An association of Antarctica tour operators said Thursday that Aldrin, 86, was visiting the South Pole as part of a private tour group when his health deteriorated. It said he was taken on the first available flight to McMurdo Station, a U.S. research center on the Antarctic coast. They described his condition as stable.
The National Science Foundation, which manages the U.S. Antarctic program, described Aldrin as "ailing" and said he was being flown on a ski-equipped LC-130 cargo plane to McMurdo. From there, he would be flown to New Zealand, it said on its website.
CNN reported Aldrin landed in New Zealand at 4:25 a.m.
"Upon arrival in Christchurch, the Antarctic program's logistics hub in New Zealand, Aldrin was transferred to a local medical facility," according to the foundation.
Christina Korp, Aldrin's manager said he is in good spirits.
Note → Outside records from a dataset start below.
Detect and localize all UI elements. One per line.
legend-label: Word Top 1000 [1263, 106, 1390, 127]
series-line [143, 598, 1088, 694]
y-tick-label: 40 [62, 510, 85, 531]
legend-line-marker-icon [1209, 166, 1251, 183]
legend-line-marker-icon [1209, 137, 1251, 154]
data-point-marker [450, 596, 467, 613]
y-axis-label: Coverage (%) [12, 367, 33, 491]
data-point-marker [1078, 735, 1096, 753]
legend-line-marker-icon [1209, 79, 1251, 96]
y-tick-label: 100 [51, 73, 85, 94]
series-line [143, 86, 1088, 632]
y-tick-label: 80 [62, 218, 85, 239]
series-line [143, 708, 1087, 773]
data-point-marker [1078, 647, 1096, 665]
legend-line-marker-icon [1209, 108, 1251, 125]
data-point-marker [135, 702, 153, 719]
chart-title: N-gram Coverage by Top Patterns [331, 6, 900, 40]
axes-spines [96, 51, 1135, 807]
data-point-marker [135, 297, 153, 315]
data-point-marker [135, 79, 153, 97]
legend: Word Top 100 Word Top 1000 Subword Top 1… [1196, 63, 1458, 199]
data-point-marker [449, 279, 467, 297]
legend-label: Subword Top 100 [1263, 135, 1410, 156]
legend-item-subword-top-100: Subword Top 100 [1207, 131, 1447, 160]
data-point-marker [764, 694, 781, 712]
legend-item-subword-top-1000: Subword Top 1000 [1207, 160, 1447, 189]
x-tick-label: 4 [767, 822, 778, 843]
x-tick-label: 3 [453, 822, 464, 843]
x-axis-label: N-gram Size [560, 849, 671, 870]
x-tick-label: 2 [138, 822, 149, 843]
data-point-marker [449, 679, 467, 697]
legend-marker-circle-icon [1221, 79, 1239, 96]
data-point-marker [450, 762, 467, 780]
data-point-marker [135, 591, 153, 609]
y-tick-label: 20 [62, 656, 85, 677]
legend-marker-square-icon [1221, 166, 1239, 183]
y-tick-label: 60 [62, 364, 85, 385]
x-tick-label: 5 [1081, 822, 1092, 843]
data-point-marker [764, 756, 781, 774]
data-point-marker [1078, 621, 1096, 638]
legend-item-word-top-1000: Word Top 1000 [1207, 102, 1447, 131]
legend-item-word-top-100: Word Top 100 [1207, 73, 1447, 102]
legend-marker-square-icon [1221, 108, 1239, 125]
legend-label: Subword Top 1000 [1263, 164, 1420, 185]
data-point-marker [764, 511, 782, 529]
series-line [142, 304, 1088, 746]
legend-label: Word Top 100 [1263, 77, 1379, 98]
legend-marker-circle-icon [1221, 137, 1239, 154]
Korp posted a photo on Twitter of the two at the hospital.
Aldrin became the second man to walk on the moon in 1969 as part of the U.S. Apollo 11 mission.
A Satellite Beach resident, Aldrin last year established the Buzz Aldrin Space Institute at the Florida Institute of Technology in Melbourne.
The institute is dedicated to studying the settlement of Mars, including a concept Aldrin developed called "Cycling Pathways to Occupy Mars."
Aldrin spoke about the importance of “tenacious innovation” during a Veterans Day appearance at the opening ceremony for the Kennedy Space Center Visitor Complex's new Heroes and Legends attraction.